From the above graph, it is clear that **Ohms’s law is applicable only when the resistance of the device remains constant.**

**Followings are the limitations of Ohm’s Law:**

- Ohm’s law is not applicable for unilateral electrical elements.
- Ohm’s law is not applicable for non linear devices.

**Example Cases of ****Ohm’s Law** **Limitations **

**Ohm’s Law**

**In the following cases,** ohm’s law is not applicable.

**Case-1**

The diode is a non-ohmic or non-linear power device. This indicates that the current flows through the diode does not increase in the linear proportion of the increased voltage. The voltage across the depletion layer becomes constant on increasing the applied voltage. As a result, no further increase of the voltage across the PN junction is possible. However, the current through the diode increases with an increase in voltage.

Thus, it is clear that the diode current does not increase linearly on an increase of applied voltage. Therefore, in this case, **Ohm’s law is not applicable.**

**Case-2**

**In the case of an **incandescent lamp, the current through the lamp does not increase with an increase in voltage. Why does this happen? The filament resistance increases with the rise in temperature, and thus the filament lamp has non-linear characteristics. Here, Ohm’s law is not applicable.

**Case-3**

Almost all the semiconductor devices like a diode, Zener diode, transistor, IGBT, SCR, Triac, MOSFET exhibit non-linear VI characteristics, and Ohm’s law is not applicable for these devices. Therefore, we can not apply Ohm’s law to semiconductor devices.

**Case-4**

Ohm’s law is not applicable for unilateral networks. The unilateral electrical network does not allow the flow of electric current in both directions. Examples of unilateral devices is diode and transistor.

**Case-5**

Ohm’s law is not applicable for non-metallic conductors. All the insulating materials fall in the non-metallic conductor family. The current flowing through the insulating material is not proportional to the applied voltage.

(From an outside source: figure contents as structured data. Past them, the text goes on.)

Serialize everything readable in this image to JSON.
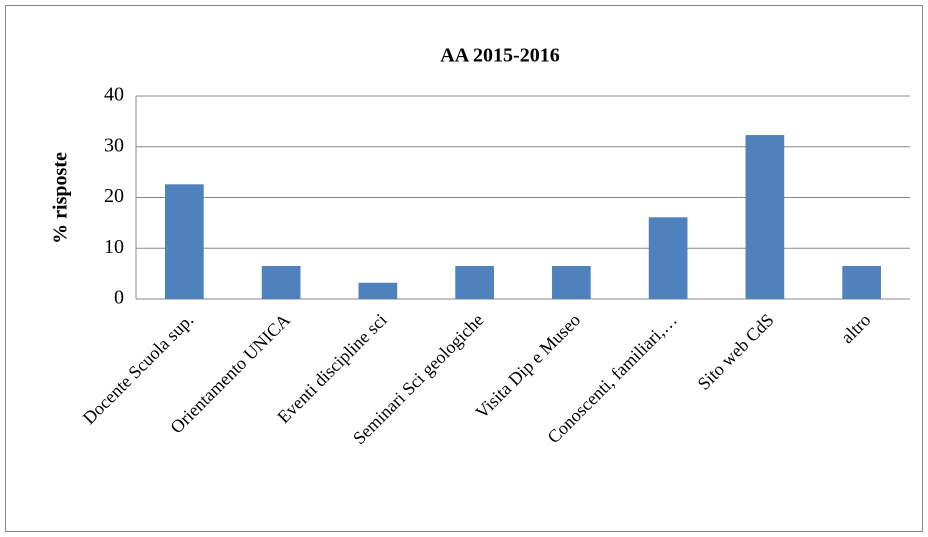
{
  "chart_data": {
    "type": "bar",
    "title": "AA 2015-2016",
    "y_label": "% risposte",
    "categories": [
      "Docente Scuola sup.",
      "Orientamento UNICA",
      "Eventi discipline sci",
      "Seminari Sci geologiche",
      "Visita Dip e Museo",
      "Conoscenti, familiari,…",
      "Sito web CdS",
      "altro"
    ],
    "values": [
      22.6,
      6.5,
      3.2,
      6.5,
      6.5,
      16.1,
      32.3,
      6.5
    ],
    "color": "#4f81bd",
    "ylim": [
      0,
      40
    ],
    "yticks": [
      0,
      10,
      20,
      30,
      40
    ],
    "grid": true
  }
}
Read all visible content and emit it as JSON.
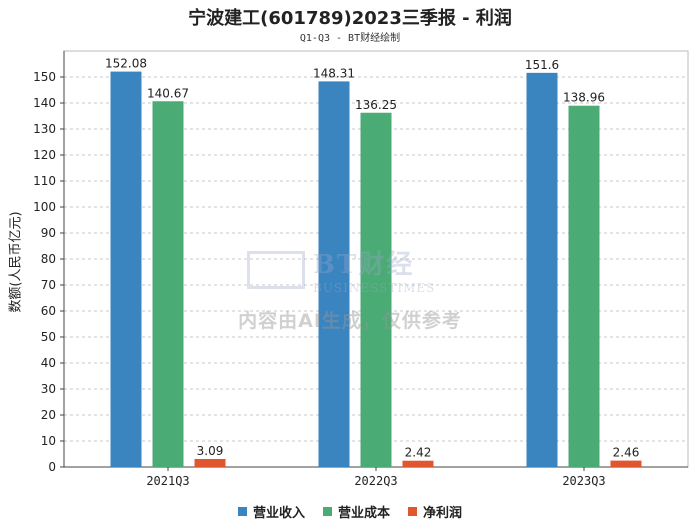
{
  "chart_data": {
    "type": "bar",
    "title": "宁波建工(601789)2023三季报 - 利润",
    "subtitle": "Q1-Q3 - BT财经绘制",
    "ylabel": "数额(人民币亿元)",
    "xlabel": "",
    "categories": [
      "2021Q3",
      "2022Q3",
      "2023Q3"
    ],
    "ylim": [
      0,
      160
    ],
    "yticks": [
      0,
      10,
      20,
      30,
      40,
      50,
      60,
      70,
      80,
      90,
      100,
      110,
      120,
      130,
      140,
      150
    ],
    "grid": true,
    "legend_position": "bottom",
    "series": [
      {
        "name": "营业收入",
        "color": "#3a84c0",
        "values": [
          152.08,
          148.31,
          151.6
        ],
        "labels": [
          "152.08",
          "148.31",
          "151.6"
        ]
      },
      {
        "name": "营业成本",
        "color": "#4aab75",
        "values": [
          140.67,
          136.25,
          138.96
        ],
        "labels": [
          "140.67",
          "136.25",
          "138.96"
        ]
      },
      {
        "name": "净利润",
        "color": "#e0562e",
        "values": [
          3.09,
          2.42,
          2.46
        ],
        "labels": [
          "3.09",
          "2.42",
          "2.46"
        ]
      }
    ]
  },
  "watermark": {
    "brand": "BT财经",
    "brand_sub": "BUSINESSTIMES",
    "note": "内容由AI生成，仅供参考"
  }
}
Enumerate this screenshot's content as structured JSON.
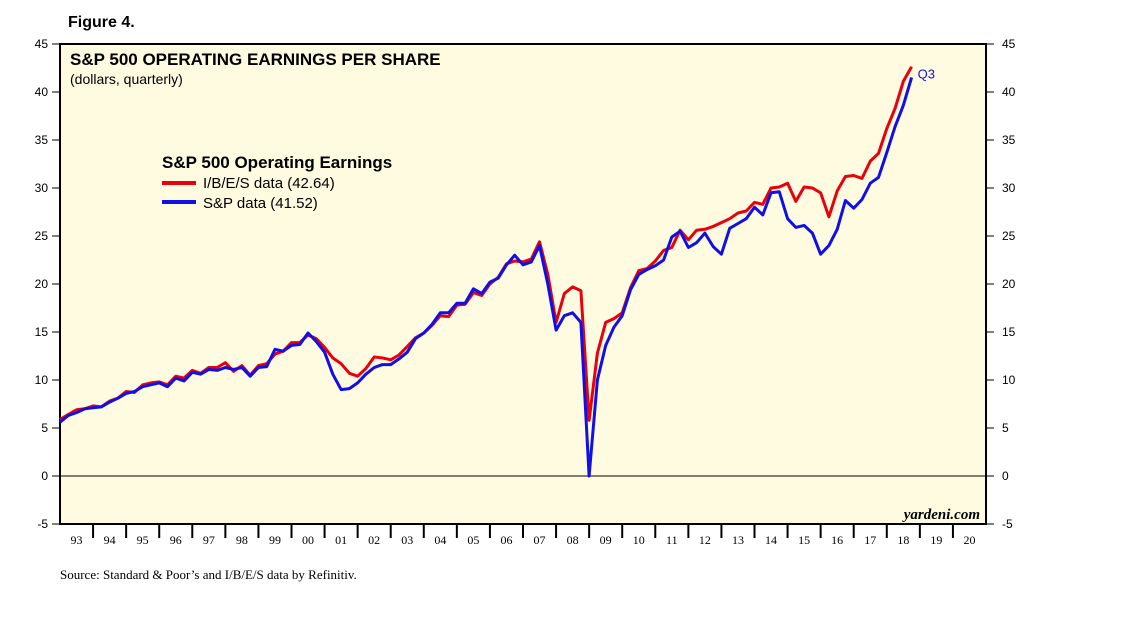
{
  "figure_label": "Figure 4.",
  "source_text": "Source: Standard & Poor’s and I/B/E/S data by Refinitiv.",
  "colors": {
    "plot_bg": "#fefbe0",
    "ibes": "#e8000d",
    "sp": "#1010e6",
    "axis": "#000000"
  },
  "chart_data": {
    "type": "line",
    "title": "S&P 500 OPERATING EARNINGS PER SHARE",
    "subtitle": "(dollars, quarterly)",
    "legend_title": "S&P 500 Operating Earnings",
    "watermark": "yardeni.com",
    "annotation": "Q3",
    "ylim": [
      -5,
      45
    ],
    "y_ticks": [
      -5,
      0,
      5,
      10,
      15,
      20,
      25,
      30,
      35,
      40,
      45
    ],
    "y_tick_labels": [
      "-5",
      "0",
      "5",
      "10",
      "15",
      "20",
      "25",
      "30",
      "35",
      "40",
      "45"
    ],
    "xlim": [
      1993,
      2021
    ],
    "x_tick_labels": [
      "93",
      "94",
      "95",
      "96",
      "97",
      "98",
      "99",
      "00",
      "01",
      "02",
      "03",
      "04",
      "05",
      "06",
      "07",
      "08",
      "09",
      "10",
      "11",
      "12",
      "13",
      "14",
      "15",
      "16",
      "17",
      "18",
      "19",
      "20"
    ],
    "series": [
      {
        "name": "I/B/E/S data (42.64)",
        "color_key": "ibes",
        "points": [
          [
            1993.0,
            5.9
          ],
          [
            1993.25,
            6.4
          ],
          [
            1993.5,
            6.9
          ],
          [
            1993.75,
            7.0
          ],
          [
            1994.0,
            7.3
          ],
          [
            1994.25,
            7.2
          ],
          [
            1994.5,
            7.8
          ],
          [
            1994.75,
            8.1
          ],
          [
            1995.0,
            8.8
          ],
          [
            1995.25,
            8.7
          ],
          [
            1995.5,
            9.5
          ],
          [
            1995.75,
            9.7
          ],
          [
            1996.0,
            9.8
          ],
          [
            1996.25,
            9.5
          ],
          [
            1996.5,
            10.4
          ],
          [
            1996.75,
            10.2
          ],
          [
            1997.0,
            11.0
          ],
          [
            1997.25,
            10.7
          ],
          [
            1997.5,
            11.3
          ],
          [
            1997.75,
            11.3
          ],
          [
            1998.0,
            11.8
          ],
          [
            1998.25,
            10.9
          ],
          [
            1998.5,
            11.5
          ],
          [
            1998.75,
            10.5
          ],
          [
            1999.0,
            11.5
          ],
          [
            1999.25,
            11.7
          ],
          [
            1999.5,
            12.7
          ],
          [
            1999.75,
            13.0
          ],
          [
            2000.0,
            13.9
          ],
          [
            2000.25,
            13.9
          ],
          [
            2000.5,
            14.7
          ],
          [
            2000.75,
            14.3
          ],
          [
            2001.0,
            13.4
          ],
          [
            2001.25,
            12.3
          ],
          [
            2001.5,
            11.7
          ],
          [
            2001.75,
            10.7
          ],
          [
            2002.0,
            10.4
          ],
          [
            2002.25,
            11.2
          ],
          [
            2002.5,
            12.4
          ],
          [
            2002.75,
            12.3
          ],
          [
            2003.0,
            12.1
          ],
          [
            2003.25,
            12.6
          ],
          [
            2003.5,
            13.5
          ],
          [
            2003.75,
            14.4
          ],
          [
            2004.0,
            14.9
          ],
          [
            2004.25,
            15.7
          ],
          [
            2004.5,
            16.7
          ],
          [
            2004.75,
            16.6
          ],
          [
            2005.0,
            17.8
          ],
          [
            2005.25,
            17.9
          ],
          [
            2005.5,
            19.1
          ],
          [
            2005.75,
            18.8
          ],
          [
            2006.0,
            20.0
          ],
          [
            2006.25,
            20.7
          ],
          [
            2006.5,
            22.1
          ],
          [
            2006.75,
            22.4
          ],
          [
            2007.0,
            22.3
          ],
          [
            2007.25,
            22.6
          ],
          [
            2007.5,
            24.4
          ],
          [
            2007.75,
            21.0
          ],
          [
            2008.0,
            16.0
          ],
          [
            2008.25,
            19.0
          ],
          [
            2008.5,
            19.7
          ],
          [
            2008.75,
            19.3
          ],
          [
            2009.0,
            5.8
          ],
          [
            2009.25,
            12.8
          ],
          [
            2009.5,
            16.0
          ],
          [
            2009.75,
            16.4
          ],
          [
            2010.0,
            17.0
          ],
          [
            2010.25,
            19.6
          ],
          [
            2010.5,
            21.4
          ],
          [
            2010.75,
            21.6
          ],
          [
            2011.0,
            22.4
          ],
          [
            2011.25,
            23.5
          ],
          [
            2011.5,
            23.8
          ],
          [
            2011.75,
            25.6
          ],
          [
            2012.0,
            24.6
          ],
          [
            2012.25,
            25.6
          ],
          [
            2012.5,
            25.7
          ],
          [
            2012.75,
            26.0
          ],
          [
            2013.0,
            26.4
          ],
          [
            2013.25,
            26.8
          ],
          [
            2013.5,
            27.4
          ],
          [
            2013.75,
            27.6
          ],
          [
            2014.0,
            28.5
          ],
          [
            2014.25,
            28.3
          ],
          [
            2014.5,
            30.0
          ],
          [
            2014.75,
            30.1
          ],
          [
            2015.0,
            30.5
          ],
          [
            2015.25,
            28.6
          ],
          [
            2015.5,
            30.1
          ],
          [
            2015.75,
            30.0
          ],
          [
            2016.0,
            29.5
          ],
          [
            2016.25,
            27.0
          ],
          [
            2016.5,
            29.7
          ],
          [
            2016.75,
            31.2
          ],
          [
            2017.0,
            31.3
          ],
          [
            2017.25,
            31.0
          ],
          [
            2017.5,
            32.8
          ],
          [
            2017.75,
            33.6
          ],
          [
            2018.0,
            36.2
          ],
          [
            2018.25,
            38.3
          ],
          [
            2018.5,
            41.1
          ],
          [
            2018.75,
            42.64
          ]
        ]
      },
      {
        "name": "S&P data (41.52)",
        "color_key": "sp",
        "points": [
          [
            1993.0,
            5.6
          ],
          [
            1993.25,
            6.3
          ],
          [
            1993.5,
            6.6
          ],
          [
            1993.75,
            7.0
          ],
          [
            1994.0,
            7.1
          ],
          [
            1994.25,
            7.2
          ],
          [
            1994.5,
            7.7
          ],
          [
            1994.75,
            8.1
          ],
          [
            1995.0,
            8.6
          ],
          [
            1995.25,
            8.8
          ],
          [
            1995.5,
            9.3
          ],
          [
            1995.75,
            9.5
          ],
          [
            1996.0,
            9.7
          ],
          [
            1996.25,
            9.3
          ],
          [
            1996.5,
            10.2
          ],
          [
            1996.75,
            9.9
          ],
          [
            1997.0,
            10.8
          ],
          [
            1997.25,
            10.6
          ],
          [
            1997.5,
            11.1
          ],
          [
            1997.75,
            11.0
          ],
          [
            1998.0,
            11.3
          ],
          [
            1998.25,
            11.1
          ],
          [
            1998.5,
            11.3
          ],
          [
            1998.75,
            10.4
          ],
          [
            1999.0,
            11.3
          ],
          [
            1999.25,
            11.4
          ],
          [
            1999.5,
            13.2
          ],
          [
            1999.75,
            13.0
          ],
          [
            2000.0,
            13.6
          ],
          [
            2000.25,
            13.7
          ],
          [
            2000.5,
            14.9
          ],
          [
            2000.75,
            14.0
          ],
          [
            2001.0,
            12.9
          ],
          [
            2001.25,
            10.6
          ],
          [
            2001.5,
            9.0
          ],
          [
            2001.75,
            9.1
          ],
          [
            2002.0,
            9.7
          ],
          [
            2002.25,
            10.6
          ],
          [
            2002.5,
            11.3
          ],
          [
            2002.75,
            11.6
          ],
          [
            2003.0,
            11.6
          ],
          [
            2003.25,
            12.2
          ],
          [
            2003.5,
            12.9
          ],
          [
            2003.75,
            14.3
          ],
          [
            2004.0,
            14.9
          ],
          [
            2004.25,
            15.8
          ],
          [
            2004.5,
            17.0
          ],
          [
            2004.75,
            17.0
          ],
          [
            2005.0,
            18.0
          ],
          [
            2005.25,
            18.0
          ],
          [
            2005.5,
            19.5
          ],
          [
            2005.75,
            19.0
          ],
          [
            2006.0,
            20.2
          ],
          [
            2006.25,
            20.6
          ],
          [
            2006.5,
            22.0
          ],
          [
            2006.75,
            23.0
          ],
          [
            2007.0,
            22.0
          ],
          [
            2007.25,
            22.3
          ],
          [
            2007.5,
            24.0
          ],
          [
            2007.75,
            20.0
          ],
          [
            2008.0,
            15.2
          ],
          [
            2008.25,
            16.7
          ],
          [
            2008.5,
            17.0
          ],
          [
            2008.75,
            16.0
          ],
          [
            2009.0,
            0.0
          ],
          [
            2009.25,
            10.0
          ],
          [
            2009.5,
            13.6
          ],
          [
            2009.75,
            15.5
          ],
          [
            2010.0,
            16.7
          ],
          [
            2010.25,
            19.4
          ],
          [
            2010.5,
            21.0
          ],
          [
            2010.75,
            21.5
          ],
          [
            2011.0,
            21.9
          ],
          [
            2011.25,
            22.5
          ],
          [
            2011.5,
            24.9
          ],
          [
            2011.75,
            25.5
          ],
          [
            2012.0,
            23.8
          ],
          [
            2012.25,
            24.3
          ],
          [
            2012.5,
            25.3
          ],
          [
            2012.75,
            23.9
          ],
          [
            2013.0,
            23.1
          ],
          [
            2013.25,
            25.8
          ],
          [
            2013.5,
            26.3
          ],
          [
            2013.75,
            26.8
          ],
          [
            2014.0,
            28.0
          ],
          [
            2014.25,
            27.2
          ],
          [
            2014.5,
            29.5
          ],
          [
            2014.75,
            29.6
          ],
          [
            2015.0,
            26.8
          ],
          [
            2015.25,
            25.9
          ],
          [
            2015.5,
            26.1
          ],
          [
            2015.75,
            25.3
          ],
          [
            2016.0,
            23.1
          ],
          [
            2016.25,
            24.0
          ],
          [
            2016.5,
            25.7
          ],
          [
            2016.75,
            28.7
          ],
          [
            2017.0,
            27.9
          ],
          [
            2017.25,
            28.8
          ],
          [
            2017.5,
            30.5
          ],
          [
            2017.75,
            31.1
          ],
          [
            2018.0,
            33.7
          ],
          [
            2018.25,
            36.4
          ],
          [
            2018.5,
            38.6
          ],
          [
            2018.75,
            41.52
          ]
        ]
      }
    ]
  }
}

Therefore, the VI equation is non-linear for the insulating materials.

The VI equation of insulating material is **V=KI ^{m}** where k and m are constant and m<1,

**Case-6**

Ohm’s law is not applicable in the case of arc discharge lamps. The resistance of the arc increase with the voltage, the current, the temperature, the pressure of the ionized gas, and the state of the electrodes. As a result, the resistance of the arc lamp does not remain constant. And, therefore, the arc lamp does not follow ohm’s law.

**Case-7**

Ohm’s law is not applicable in the case of electrolytes in which gases liberate on the electrodes. The reason behind this is the change in the resistance of the electrodes.

In a nutshell, ohm’s law is not applicable for those devices whose resistance does not remain constant.